Recently, Beyoncé’s postpartum photo, featuring her standing with her beautiful twins, went viral, causing all of us postpartum mothers to gape in total awe. She is glowing, and from the viewpoint of the photograph, it looks as though her body has generally bounced back to its pre-pregnancy state. Many of us know a few mothers who have somehow just stepped back into their pre-pregnancy bodies. While I am happy for them, I cannot actually relate. And if you are reading this, then I suspect that you, dear postpartum mom, cannot either.
For many of us who have given birth, our bodies have simply changed, never to revert again back to their old forms. Where it may have once been flat, there may be curves. What was once taut may now be soft and squishy. There might be lots of stretchmarks, indentations, plumpness and sagging. This is, frankly, the thing of nightmares for many of us; in fact, one survey found that 64 percent of mothers reported increased body image difficulties postpartum. It is the target of the famous “mommy makeover,” an expensive whole-body plastic surgery approach to undo many of these postpartum body changes. In short, women may feel the need to go to great lengths to prevent the oft-dreaded “mombod.” But for a moment, let’s consider that this does not have to be the case.
For many of us who have wanted a baby for so long, the arrival of that baby can be a truly miraculous experience. We know that having a new baby typically means countless sleepless nights, struggles with breastfeeding, postpartum mood changes, strain on a marriage, and extraordinary expenses of having a child. Still, I’ll bet that if we discovered a time machine that would allow moms an opportunity to go back in time and avoid having that child, most moms would decline it. Why? Because despite the hardships associated with motherhood, the birth of a child is something to be celebrated.
However, when a child is born, a mother (and a father) is also born. The mother shifts her identity, her roles on this earth, her views of herself, and her relationship to others. While this transition is often far more difficult than what she may have initially anticipated, the reality is that this new identity is an incredible and powerful one. And along with that emotional shift, there is also a physical one: the shift to a new, and quite beautiful, postpartum body.

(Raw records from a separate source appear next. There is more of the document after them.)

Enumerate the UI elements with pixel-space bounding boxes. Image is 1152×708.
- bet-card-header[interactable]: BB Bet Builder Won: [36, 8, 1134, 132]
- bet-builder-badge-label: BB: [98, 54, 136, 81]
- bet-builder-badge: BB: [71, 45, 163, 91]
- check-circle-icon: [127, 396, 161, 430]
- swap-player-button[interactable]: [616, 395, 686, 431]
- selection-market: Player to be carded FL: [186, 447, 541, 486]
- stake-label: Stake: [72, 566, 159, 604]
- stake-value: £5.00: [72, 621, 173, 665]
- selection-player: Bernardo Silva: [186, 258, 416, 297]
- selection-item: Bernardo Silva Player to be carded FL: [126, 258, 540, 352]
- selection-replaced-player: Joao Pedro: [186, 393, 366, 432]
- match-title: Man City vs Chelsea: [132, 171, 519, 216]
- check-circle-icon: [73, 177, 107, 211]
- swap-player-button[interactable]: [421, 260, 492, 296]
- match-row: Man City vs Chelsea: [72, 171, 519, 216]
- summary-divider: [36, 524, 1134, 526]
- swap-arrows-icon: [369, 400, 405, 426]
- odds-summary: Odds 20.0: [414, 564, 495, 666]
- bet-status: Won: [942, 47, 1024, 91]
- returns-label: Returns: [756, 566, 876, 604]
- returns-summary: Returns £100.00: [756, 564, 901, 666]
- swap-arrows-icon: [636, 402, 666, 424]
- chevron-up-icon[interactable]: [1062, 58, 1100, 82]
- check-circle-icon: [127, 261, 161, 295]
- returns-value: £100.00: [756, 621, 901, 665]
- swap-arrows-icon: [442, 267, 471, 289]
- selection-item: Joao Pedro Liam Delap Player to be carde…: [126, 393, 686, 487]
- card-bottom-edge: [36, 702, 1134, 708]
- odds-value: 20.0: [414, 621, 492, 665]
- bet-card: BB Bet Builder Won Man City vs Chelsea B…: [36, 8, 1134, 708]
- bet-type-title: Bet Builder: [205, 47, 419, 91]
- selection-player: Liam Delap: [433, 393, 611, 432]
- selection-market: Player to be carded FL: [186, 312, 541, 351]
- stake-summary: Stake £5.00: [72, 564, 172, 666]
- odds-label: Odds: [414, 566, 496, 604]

Many people feel societal pressures to have children. Incredibly and ironically, this very same society (and unfortunately, sometimes even our own partners, husbands, friends, or parents) views the typical postpartum body as an undesirable one. Such messages are sent to us repeatedly, which can result in our internalizing that message and accepting it as truth. Thus a postpartum mother might look at her new body and feel a deep sense of sadness, shame or even disgust. But the reality is that once a mother has given birth, her whole life – and her body – has taken on a new, incredible shape. This, I believe, is something to be celebrated and embraced.
For these reasons, over the course of my work with hundreds of postpartum mothers, a major point of focus is often the unhappiness around the postpartum bodily changes. Mothers will frequently tend to become self-critical of their bodies. They love the bonding that they have while nursing, but then lament the changes in their breasts afterwards. Many admire their bodies for having expanded to accommodate a growing baby, but will then feel dissatisfied with the stretchmarks where their bellies grew. Some might even feel so worried about weight gain that they may consider restricting their caloric intake during pregnancy or postpartum to avoid it. We spend time validating their concerns, understanding and exploring why they may feel the way they do, and ultimately, finding ways to appreciate and love their new bodies.
Fortunately, there seems to be a positive movement throughout society towards acceptance of one’s postpartum body changes. The Honest Body Project, for example, aims to demonstrate the beauty of real postpartum bodies through photography. Some mothers, many of whom are fed up with the societal pressures to regain their pre-pregnancy bodies, have bravely photographed and publicly shared their own postpartum bodily changes. And the work of Spanish artist Zinteta recently gained popularity once she started using artistic methods to teach women to embrace their new bodies.
The changes in your postpartum life can feel completely overwhelming, and your new body might feel unrecognizable. However, as your settle into the new parts of your identity, it’s important to remember that body image issues can play a major role in your confidence and self-esteem. Acceptance of your postpartum body is a powerful step, one that can signify self-compassion as you embark on this incredible motherhood journey.